Warum Rotes Emmas uns alle ignorieren sollten!

Warum Rotes Emmas uns alle ignorieren sollten!

Rotes Emmas, der alternative Buchladen und Café in Baltimore, hat sich von einem Ort der Meinungsfreiheit zu einem Hort intellektueller Intoleranz und linksgerichteter Propaganda entwickelt.

Vince Vanguard

Vince Vanguard

Rotes Emmas, ein alternativer Buchladen mit Café in der hippen Stadt Baltimore, ist zum Mondpropagandisten des linken Mainstreams geworden. Gegründet 2004 von einer Gruppe selbsternannter Anarchisten, die es als Bastion für alternative Meinungen verstanden haben, könnte man meinen, sie seien Kämpfer der Meinungsfreiheit. Doch das scheint weit von der Realität entfernt zu sein. Was ursprünglich als Plattform für alternative Literatur gedacht war, hat sich in einen Hort ideologischer Intoleranz verwandelt, der seinesgleichen sucht.

  1. Mal ehrlich, wer will wirklich auf zerstörten Sofas sitzen und teuren, bitteren Kaffee schlürfen, während man sich von pseudointellektuellen Texten berieseln lässt? Die Einrichtung mag für diejenigen, die mit dem Charme des Verfalls kokettieren, einladend sein - für jeden anderen ist sie einfach ungemütlich und überteuert.

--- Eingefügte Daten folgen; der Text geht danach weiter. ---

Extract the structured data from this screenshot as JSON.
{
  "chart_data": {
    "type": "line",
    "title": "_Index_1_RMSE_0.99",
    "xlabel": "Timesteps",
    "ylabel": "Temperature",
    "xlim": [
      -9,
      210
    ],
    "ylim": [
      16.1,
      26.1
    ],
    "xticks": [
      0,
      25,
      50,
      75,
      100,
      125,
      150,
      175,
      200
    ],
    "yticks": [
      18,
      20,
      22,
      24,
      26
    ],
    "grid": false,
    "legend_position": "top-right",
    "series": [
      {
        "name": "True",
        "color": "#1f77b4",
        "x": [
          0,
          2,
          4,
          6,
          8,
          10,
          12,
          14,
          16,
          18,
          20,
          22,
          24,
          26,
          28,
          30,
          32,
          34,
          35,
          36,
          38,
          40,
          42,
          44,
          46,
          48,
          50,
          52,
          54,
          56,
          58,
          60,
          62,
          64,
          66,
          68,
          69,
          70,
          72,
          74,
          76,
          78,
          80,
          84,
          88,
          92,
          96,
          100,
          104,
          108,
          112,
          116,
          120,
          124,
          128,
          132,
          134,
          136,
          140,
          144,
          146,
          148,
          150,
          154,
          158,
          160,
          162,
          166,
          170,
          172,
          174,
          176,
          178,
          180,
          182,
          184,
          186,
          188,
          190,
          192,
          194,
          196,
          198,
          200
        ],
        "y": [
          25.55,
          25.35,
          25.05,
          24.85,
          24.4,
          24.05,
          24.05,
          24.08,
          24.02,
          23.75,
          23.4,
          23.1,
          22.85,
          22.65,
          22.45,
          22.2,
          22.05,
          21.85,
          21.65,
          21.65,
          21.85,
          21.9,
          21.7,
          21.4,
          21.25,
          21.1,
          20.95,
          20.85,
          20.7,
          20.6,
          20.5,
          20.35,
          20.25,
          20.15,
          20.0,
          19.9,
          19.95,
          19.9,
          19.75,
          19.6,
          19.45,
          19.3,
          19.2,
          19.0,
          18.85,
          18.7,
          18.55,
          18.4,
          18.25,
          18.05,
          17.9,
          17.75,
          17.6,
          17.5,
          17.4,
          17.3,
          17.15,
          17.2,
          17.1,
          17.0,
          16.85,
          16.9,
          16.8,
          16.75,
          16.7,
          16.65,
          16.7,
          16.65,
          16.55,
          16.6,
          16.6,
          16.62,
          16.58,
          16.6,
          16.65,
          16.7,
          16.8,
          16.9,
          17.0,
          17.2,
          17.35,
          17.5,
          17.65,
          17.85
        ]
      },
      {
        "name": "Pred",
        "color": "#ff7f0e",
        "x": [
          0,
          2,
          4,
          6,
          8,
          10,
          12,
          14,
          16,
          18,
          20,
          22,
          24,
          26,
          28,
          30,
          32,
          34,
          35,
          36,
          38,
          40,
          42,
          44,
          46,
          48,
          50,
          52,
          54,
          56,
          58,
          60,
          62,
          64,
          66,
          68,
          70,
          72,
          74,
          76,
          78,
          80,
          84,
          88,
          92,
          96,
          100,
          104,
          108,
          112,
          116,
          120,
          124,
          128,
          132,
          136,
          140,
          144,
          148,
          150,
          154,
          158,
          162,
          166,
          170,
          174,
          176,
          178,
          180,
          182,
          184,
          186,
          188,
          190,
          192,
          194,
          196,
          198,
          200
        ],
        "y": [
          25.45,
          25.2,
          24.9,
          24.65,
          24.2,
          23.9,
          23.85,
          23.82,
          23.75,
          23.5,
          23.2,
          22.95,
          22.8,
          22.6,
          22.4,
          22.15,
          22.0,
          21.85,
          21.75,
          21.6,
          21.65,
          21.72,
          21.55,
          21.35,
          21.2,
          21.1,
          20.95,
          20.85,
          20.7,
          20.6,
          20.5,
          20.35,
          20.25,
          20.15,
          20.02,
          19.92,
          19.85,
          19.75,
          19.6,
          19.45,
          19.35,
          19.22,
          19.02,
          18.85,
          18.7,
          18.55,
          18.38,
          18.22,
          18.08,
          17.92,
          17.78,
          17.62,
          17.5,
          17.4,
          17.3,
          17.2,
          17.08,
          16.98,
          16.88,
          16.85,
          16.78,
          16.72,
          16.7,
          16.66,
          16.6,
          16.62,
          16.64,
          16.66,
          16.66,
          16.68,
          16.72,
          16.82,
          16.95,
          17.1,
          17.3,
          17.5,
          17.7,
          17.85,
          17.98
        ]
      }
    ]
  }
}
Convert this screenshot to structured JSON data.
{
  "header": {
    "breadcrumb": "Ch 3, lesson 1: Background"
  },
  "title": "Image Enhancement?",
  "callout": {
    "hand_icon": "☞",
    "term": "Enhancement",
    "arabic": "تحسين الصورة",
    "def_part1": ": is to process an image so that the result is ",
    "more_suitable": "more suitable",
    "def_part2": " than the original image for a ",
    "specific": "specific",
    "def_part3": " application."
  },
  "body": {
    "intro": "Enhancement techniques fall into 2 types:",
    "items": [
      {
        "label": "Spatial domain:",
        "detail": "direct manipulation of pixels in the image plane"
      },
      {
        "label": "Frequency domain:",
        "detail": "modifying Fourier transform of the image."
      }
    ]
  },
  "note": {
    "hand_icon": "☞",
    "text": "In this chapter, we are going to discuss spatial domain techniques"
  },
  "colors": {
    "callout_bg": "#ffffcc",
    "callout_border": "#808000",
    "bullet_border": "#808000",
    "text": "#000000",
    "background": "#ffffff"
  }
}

  2. Ein Café, das behauptet, gegen das Establishment zu stehen, aber mainstreamige Gedanken und Meinungen durch eine rote Linse filtert? Pah! Die Bücherregale sind mit Werken der Linken vollgestopft - als ob es nichts anderes gäbe, was die Menschheit intellektuell fordert.

  3. Wenn du das Wagnis eingehst, dich mal kritisch zu äußern oder ein anderes Buch vorzuschlagen, wirst du schneller rausgeschmissen, als du "liberal" sagen kannst. Von Inklusivität fehlt jede Spur. Ironischerweise wird Toleranz nur in theoretischen Diskussionen praktiziert.

  4. Sicherlich gibt es in einem Laden der „freien Meinungsäußerung“ keine Verherrlichung des Totalitarismus, oder? Nun, denk nochmal nach. Hier haben Vorschläge von Orwell und Huxley Platz, solange sie nicht als Mahnung für das eigene Tun verstanden werden.

  5. Die Veranstaltungen? Keine Überraschung bitte! Podiumsdiskussionen zementieren die Glaubenssätze der progressiven Gemeinde und lehnen jegliche Form der Debatte ab. Wie wäre es, Leute, wenn wir einmal wirklich einen Diskurs wagen, anstatt sich im Meinungs-Echo zu suhlen?

  6. Und so steht Rotes Emmas als Beispiel für woke-itales Unvermögen, das so aufgeschlossen ist, dass das eigene Hirn ausläuft. Keine andere Meinung wird gefördert, es sei denn, sie stärkt das bestehende Narrativ.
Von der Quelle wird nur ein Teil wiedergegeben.